映画は人によって思い入れが違うところがおもしろいところで、この本は辞書のようになっていて、映画タイトルごとにひけるようになっているところがおもしろいところ。

たとえば、ボリス・カーロフの名作「フランケンシュタイン」(1931)をひいておこう。

これをみると、村のセットはかの”all quiet on the western front”(『西部戦線異状なし』(1930))を使い回している・・・といったトリビアが書かれている。そして、怪物が少女を湖に投げ込むのはシェアウッド湖だという。

そう、このシーンだよね。場所はここのようだ。


大きな地図で見る

ちょっとした住宅地になっているようだ。こんなところであの怪奇映画を撮影していたなんて・・・。しかも、なんとなく特撮っぽい感じがあったのだけど、そうじゃなくて実存の場で撮影していたのか。そんなことは映画をみているだけではわからない。
ちなみに、この本はインデックスで地名から映画をひくこともできるので便利。

著者はかなりの映画マニアらしい。これが本人のサイトだと思う。

映画の場合、ロケ地から建築や関連する美術の事項を読むことが必要になるときがあれば、使える本だろう。といっても、最近はインターネットも便利で、IMDb.comも結構こまかい情報が入っているのであわせて見ておきたい。

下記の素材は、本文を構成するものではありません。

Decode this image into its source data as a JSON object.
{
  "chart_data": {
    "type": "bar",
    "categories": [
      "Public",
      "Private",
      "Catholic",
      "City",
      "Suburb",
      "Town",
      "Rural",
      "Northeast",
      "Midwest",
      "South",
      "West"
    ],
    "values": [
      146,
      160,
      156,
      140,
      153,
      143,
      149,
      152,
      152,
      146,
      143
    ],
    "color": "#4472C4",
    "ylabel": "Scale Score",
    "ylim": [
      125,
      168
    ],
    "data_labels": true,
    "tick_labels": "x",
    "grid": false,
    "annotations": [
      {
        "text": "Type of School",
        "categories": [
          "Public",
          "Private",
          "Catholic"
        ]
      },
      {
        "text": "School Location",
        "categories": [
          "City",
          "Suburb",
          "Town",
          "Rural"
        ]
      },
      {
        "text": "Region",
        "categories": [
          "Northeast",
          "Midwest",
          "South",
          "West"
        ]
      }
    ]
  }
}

パリやロンドンといった都市の通りまで着目した頁もこの本にあるけれど、他にも“On Location: Cities of the World in Film”も挙げられるだろう。ほか、建築史から映画をみたものといえば、五十嵐太郎先生の『映画的建築/建築的映画』がある。これは網羅的というよりは、ひとつひとつの映画に注目して絞って記述されている点に特徴がある。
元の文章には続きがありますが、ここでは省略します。